Mais cette transition vers un agent IA plus autonome ne se fait pas sans heurts. En avril 2025, les utilisateurs ont observé un comportement exagérément flatteur de ChatGPT, surnommé “l’effet courtisan”. OpenAI a reconnu une dérive dans la prise en compte du feedback utilisateur, et annonce vouloir mettre en place un canal alpha pour tester les mises à jour avec davantage de contrôle.
Une consommation excessive de ressources
La croissance explosive d’OpenAI et de ChatGPT se heurte aussi à une réalité économique incontournable : l’entreprise consomme énormément de cash. Malgré des prévisions de revenus estimées à 12,7 milliards de dollars pour l’année en cours, elle ne prévoit pas d’être positive en flux de trésorerie avant 2029 . La levée de fonds en cours reste donc cruciale pour sa survie et son expansion. SoftBank et d’autres investisseurs restent intéressés, mais conditionnent leur engagement à une gouvernance stable et conforme à la mission éthique affichée .

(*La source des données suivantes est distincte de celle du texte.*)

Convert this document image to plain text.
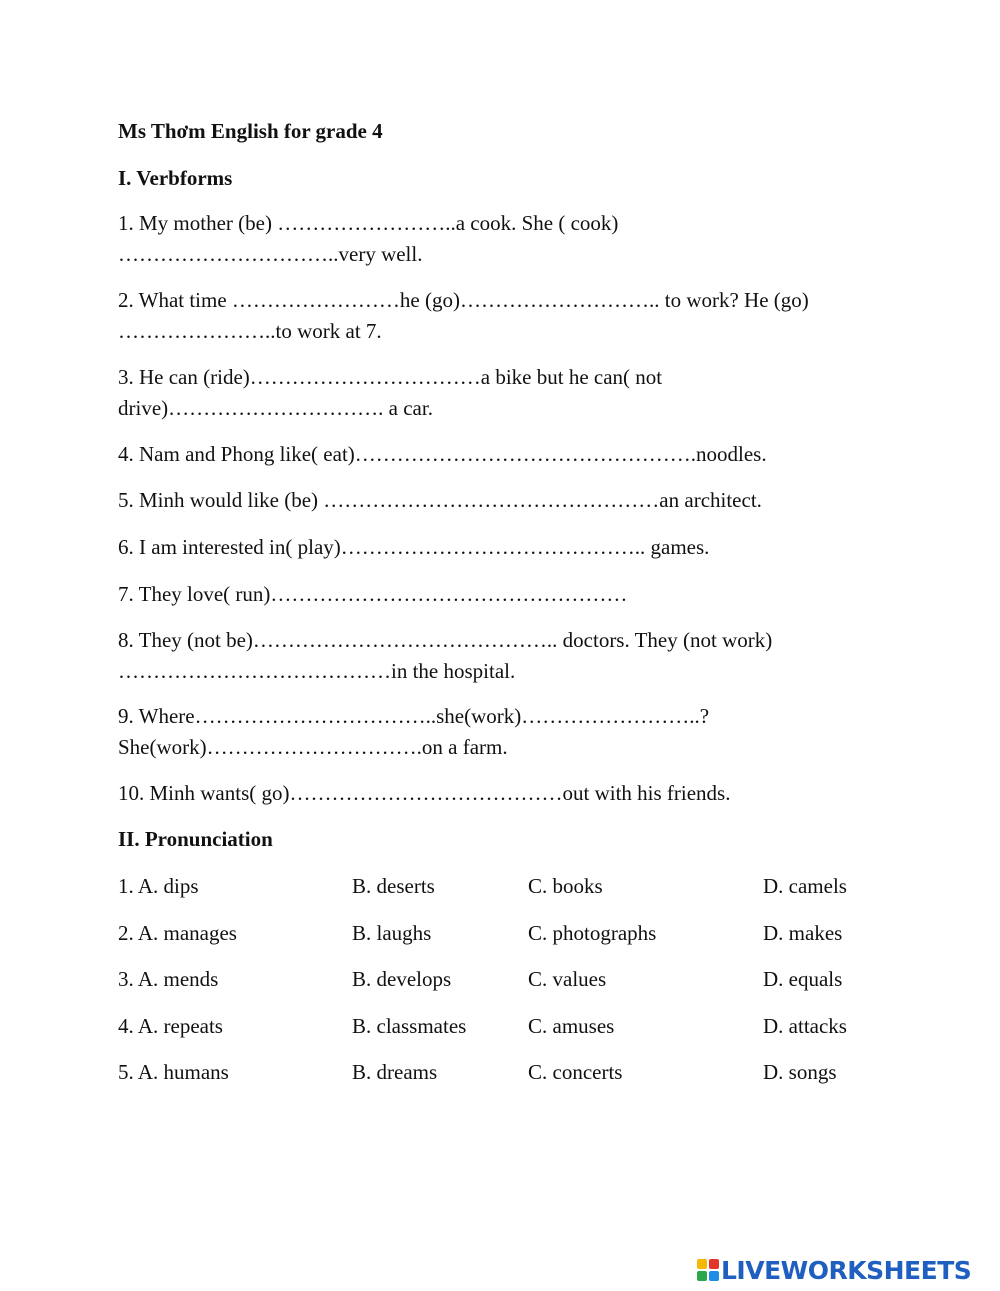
Ms Thơm English for grade 4
I. Verbforms

1. My mother (be) ……………………..a cook. She ( cook)

…………………………..very well.

2. What time ……………………he (go)……………………….. to work? He (go)

…………………..to work at 7.

3. He can (ride)……………………………a bike but he can( not

drive)…………………………. a car.

4. Nam and Phong like( eat)………………………………………….noodles.

5. Minh would like (be) …………………………………………an architect.

6. I am interested in( play)…………………………………….. games.

7. They love( run)……………………………………………

8. They (not be)…………………………………….. doctors. They (not work)

…………………………………in the hospital.

9. Where……………………………..she(work)……………………..?

She(work)………………………….on a farm.

10. Minh wants( go)…………………………………out with his friends.

II. Pronunciation
1. A. dips	B. deserts	C. books	D. camels
2. A. manages	B. laughs	C. photographs	D. makes
3. A. mends	B. develops	C. values	D. equals
4. A. repeats	B. classmates	C. amuses	D. attacks
5. A. humans	B. dreams	C. concerts	D. songs
LIVEWORKSHEETS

En définitive, le revirement d’OpenAI peut être interprété comme une tentative de rassurer ses partenaires tout en poursuivant ses ambitions globales. Mais les incertitudes demeurent. Peut-elle continuer à creuser l’écart technologique face à une concurrence désormais mieux financée et plus agressive ?
ChatGPT, avec sa puissance et sa notoriété, reste l’atout maître de l’entreprise. Mais son avenir dépendra de la capacité d’OpenAI à conjuguer innovation, stabilité financière et responsabilité éthique dans un écosystème où ces trois dimensions sont de plus en plus difficiles à aligner.